Aucune disposition conventionnelle ou même légale ne conditionnant depuis lors l’application de la convention collective à sa mention dans le contrat de travail, le régime d’équivalence doit s’appliquer au cas d’espèce, étant précisé que les activités ayant donné lieu à heures supplémentaires s’inscrivent dans le cadre de l’ accueil de groupe avec nuitées tel que prévu à l’article 5.6.2 de la convention.

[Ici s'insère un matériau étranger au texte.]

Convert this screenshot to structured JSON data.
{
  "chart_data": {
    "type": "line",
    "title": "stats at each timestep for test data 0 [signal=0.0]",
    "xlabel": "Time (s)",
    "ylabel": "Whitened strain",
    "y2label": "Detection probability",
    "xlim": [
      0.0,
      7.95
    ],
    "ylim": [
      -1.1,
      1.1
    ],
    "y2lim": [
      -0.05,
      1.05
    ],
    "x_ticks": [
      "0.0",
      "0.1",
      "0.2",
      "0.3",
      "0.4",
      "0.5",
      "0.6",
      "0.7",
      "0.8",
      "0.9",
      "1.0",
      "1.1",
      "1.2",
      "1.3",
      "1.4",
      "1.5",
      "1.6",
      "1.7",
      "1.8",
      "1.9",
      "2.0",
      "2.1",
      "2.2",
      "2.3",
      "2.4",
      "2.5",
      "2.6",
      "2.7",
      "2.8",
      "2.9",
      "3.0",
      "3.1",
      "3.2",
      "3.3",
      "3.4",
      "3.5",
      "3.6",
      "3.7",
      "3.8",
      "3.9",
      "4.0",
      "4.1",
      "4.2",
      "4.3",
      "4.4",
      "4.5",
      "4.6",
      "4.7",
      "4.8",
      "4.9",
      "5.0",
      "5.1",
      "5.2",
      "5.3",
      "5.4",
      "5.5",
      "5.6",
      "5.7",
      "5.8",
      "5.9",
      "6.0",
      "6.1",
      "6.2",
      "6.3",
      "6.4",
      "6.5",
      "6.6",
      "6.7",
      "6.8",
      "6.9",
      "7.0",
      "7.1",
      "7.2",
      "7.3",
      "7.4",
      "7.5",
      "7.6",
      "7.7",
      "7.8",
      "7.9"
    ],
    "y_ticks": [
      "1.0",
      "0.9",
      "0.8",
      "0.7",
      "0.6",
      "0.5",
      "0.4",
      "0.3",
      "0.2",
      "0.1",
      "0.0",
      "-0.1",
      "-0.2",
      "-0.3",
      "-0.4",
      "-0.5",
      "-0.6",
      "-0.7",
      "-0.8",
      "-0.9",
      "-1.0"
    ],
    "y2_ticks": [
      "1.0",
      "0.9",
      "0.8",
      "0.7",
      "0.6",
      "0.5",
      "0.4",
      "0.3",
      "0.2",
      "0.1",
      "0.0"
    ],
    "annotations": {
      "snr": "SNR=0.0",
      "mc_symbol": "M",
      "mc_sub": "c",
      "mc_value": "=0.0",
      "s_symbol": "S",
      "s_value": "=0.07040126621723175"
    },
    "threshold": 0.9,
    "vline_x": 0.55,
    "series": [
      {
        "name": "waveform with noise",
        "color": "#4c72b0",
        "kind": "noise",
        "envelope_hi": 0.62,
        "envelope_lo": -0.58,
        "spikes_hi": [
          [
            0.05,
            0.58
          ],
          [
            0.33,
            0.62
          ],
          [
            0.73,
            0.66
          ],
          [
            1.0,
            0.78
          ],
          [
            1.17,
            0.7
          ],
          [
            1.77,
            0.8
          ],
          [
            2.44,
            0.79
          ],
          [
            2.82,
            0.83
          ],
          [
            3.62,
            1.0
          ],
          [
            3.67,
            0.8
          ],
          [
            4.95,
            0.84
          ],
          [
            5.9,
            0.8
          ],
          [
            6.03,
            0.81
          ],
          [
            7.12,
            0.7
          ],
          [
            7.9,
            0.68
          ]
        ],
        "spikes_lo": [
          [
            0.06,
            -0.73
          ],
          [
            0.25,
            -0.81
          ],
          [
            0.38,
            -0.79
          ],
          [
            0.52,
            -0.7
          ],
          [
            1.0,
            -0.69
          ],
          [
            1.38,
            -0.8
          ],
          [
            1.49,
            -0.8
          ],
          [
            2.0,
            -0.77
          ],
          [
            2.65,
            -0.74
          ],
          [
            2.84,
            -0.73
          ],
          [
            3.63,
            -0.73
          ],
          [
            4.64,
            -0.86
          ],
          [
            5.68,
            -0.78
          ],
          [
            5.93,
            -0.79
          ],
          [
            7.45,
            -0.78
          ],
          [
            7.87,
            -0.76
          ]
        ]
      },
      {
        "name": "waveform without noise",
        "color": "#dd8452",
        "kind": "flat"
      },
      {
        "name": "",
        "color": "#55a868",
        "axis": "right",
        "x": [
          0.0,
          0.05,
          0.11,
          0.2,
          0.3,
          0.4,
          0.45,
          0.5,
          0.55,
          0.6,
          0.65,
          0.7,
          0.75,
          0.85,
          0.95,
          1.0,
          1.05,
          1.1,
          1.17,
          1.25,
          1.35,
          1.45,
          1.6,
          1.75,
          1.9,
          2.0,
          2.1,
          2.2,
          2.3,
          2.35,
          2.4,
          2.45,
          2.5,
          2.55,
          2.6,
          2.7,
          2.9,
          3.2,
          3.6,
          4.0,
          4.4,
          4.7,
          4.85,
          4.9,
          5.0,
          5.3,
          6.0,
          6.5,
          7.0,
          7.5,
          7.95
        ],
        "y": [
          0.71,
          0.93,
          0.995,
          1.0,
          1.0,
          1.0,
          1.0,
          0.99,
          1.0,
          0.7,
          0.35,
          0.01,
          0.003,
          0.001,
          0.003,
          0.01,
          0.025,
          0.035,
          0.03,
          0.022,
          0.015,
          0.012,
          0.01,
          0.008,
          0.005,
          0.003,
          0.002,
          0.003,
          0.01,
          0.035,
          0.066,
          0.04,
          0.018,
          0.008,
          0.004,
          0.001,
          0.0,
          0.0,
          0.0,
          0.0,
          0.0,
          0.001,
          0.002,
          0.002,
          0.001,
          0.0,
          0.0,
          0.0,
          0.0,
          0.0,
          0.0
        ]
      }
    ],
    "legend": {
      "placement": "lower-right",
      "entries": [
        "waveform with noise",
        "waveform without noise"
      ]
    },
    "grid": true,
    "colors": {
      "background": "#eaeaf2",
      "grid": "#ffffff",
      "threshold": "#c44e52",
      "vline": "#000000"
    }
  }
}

A titre surabondant, il est relevé que M.[M] ne pouvait ignorer que la convention collective de l’animation s’appliquait à sa situation, ce texte étant mentionné sur ses bulletins de salaire et invoqué par le concluant lui-même au soutien de sa demande fondée sur le dépassement du contingent d’heures supplémentaires.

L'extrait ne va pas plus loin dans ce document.